Lyft finally gets in on the restaurant delivery action. A year after Lyft’s president told reporters the company was working on food delivery, the day has arrived thanks to a partnership with Olo. Olo powers direct ordering at some of the country’s biggest restaurant brands, and via its Dispatch product, allows restaurants to offer delivery through third-party logistics providers for orders they accept directly. Lyft joins Olo’s list of partners in 25 markets and counting, joining DoorDash, Uber, and others as potential logistics providers. Restaurants have control over who’s delivering their food — they can choose the cheapest option, pick a default provider, or even blacklist others. According to a Lyft exec, the partnership has the potential to facilitate “several hundred thousand deliveries per week.”

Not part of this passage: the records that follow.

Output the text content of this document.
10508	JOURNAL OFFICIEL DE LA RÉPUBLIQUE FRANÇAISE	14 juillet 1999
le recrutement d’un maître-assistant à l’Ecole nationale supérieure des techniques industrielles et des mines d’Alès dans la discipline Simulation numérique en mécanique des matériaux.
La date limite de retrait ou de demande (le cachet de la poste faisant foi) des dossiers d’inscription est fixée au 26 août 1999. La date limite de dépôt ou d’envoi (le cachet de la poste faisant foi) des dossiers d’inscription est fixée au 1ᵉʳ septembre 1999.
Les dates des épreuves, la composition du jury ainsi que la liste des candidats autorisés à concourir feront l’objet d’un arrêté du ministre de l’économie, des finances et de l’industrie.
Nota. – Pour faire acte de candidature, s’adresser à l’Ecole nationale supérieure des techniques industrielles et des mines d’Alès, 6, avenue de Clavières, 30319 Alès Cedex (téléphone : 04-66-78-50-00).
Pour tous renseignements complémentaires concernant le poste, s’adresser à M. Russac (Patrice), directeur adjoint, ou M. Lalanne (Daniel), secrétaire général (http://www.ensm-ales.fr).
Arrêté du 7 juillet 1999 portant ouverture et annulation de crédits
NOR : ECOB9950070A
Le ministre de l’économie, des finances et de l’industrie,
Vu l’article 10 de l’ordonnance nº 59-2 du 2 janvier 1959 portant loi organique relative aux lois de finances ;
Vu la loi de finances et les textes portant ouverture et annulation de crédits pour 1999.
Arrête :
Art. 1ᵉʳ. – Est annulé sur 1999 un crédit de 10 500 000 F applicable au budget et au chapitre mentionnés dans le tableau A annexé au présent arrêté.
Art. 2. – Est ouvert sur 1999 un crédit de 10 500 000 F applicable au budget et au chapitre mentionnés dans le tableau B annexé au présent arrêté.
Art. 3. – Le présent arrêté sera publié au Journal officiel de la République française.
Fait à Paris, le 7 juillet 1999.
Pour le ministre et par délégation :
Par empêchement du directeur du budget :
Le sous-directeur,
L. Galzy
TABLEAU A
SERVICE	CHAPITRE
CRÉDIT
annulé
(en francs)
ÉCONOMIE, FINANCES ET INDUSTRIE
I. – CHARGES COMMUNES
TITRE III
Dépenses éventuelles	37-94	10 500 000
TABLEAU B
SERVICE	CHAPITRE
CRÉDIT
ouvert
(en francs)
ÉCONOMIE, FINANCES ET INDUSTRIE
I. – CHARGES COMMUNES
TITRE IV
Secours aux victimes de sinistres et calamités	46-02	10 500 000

Uber Eats and Grubhub sue New York over its data-sharing law. DoorDash filed months ago. Last week, Uber Eats joined DoorDash in suing the city over a new law that would require third-party platforms to share customer data with restaurants. DoorDash challenged the law in court months ago, and the city agreed to delay enforcement against DoorDash while the suit is pending. Uber is seeking a similar reprieve. One week later, Grubhub filed its own similar suit. In addition to saying that the law’s enforcement will damage business, the companies say it violates customer privacy.
Restaurant menus are shrinking. Chefs say that increasing food costs and staffing shortages are limiting the dishes they’re able to offer on menus. They’re focused on practical and cost-effective options, per coverage in the Wall Street Journal. The piece focuses on several restaurants who have implemented practical challenges, including Vernick Food & Drink in Philadelphia, which cut most of its costly and easily perishable raw-bar dishes.
Danny Meyer funds a taco spot. The restaurateur and Shake Shake founder last week led a $27.5 million funding round via Enlightened Hospitality Investments, his private equity fund, for fast casual taco chain Tacombi. The money will go toward expanding, with a focus on the East Coast. The company, which currently has 13 locations — 11 of which are in New York City — plans to hit 75 within the next five years, aiming to compete with mainstays like Chipotle and Taco Bell.
Byeee Wing Wednesday, Hello Metaverse Monday. What a deal! Applebee’s sold its first NFT, a burger image, for $25 to a buyer who will also get free actual burgers for a year from the restaurant. The restaurant’s “Metaverse Monday” campaign has begun. (really!)
Uber Eats made its first delivery in space over the weekend. I don’t even know what to say about this.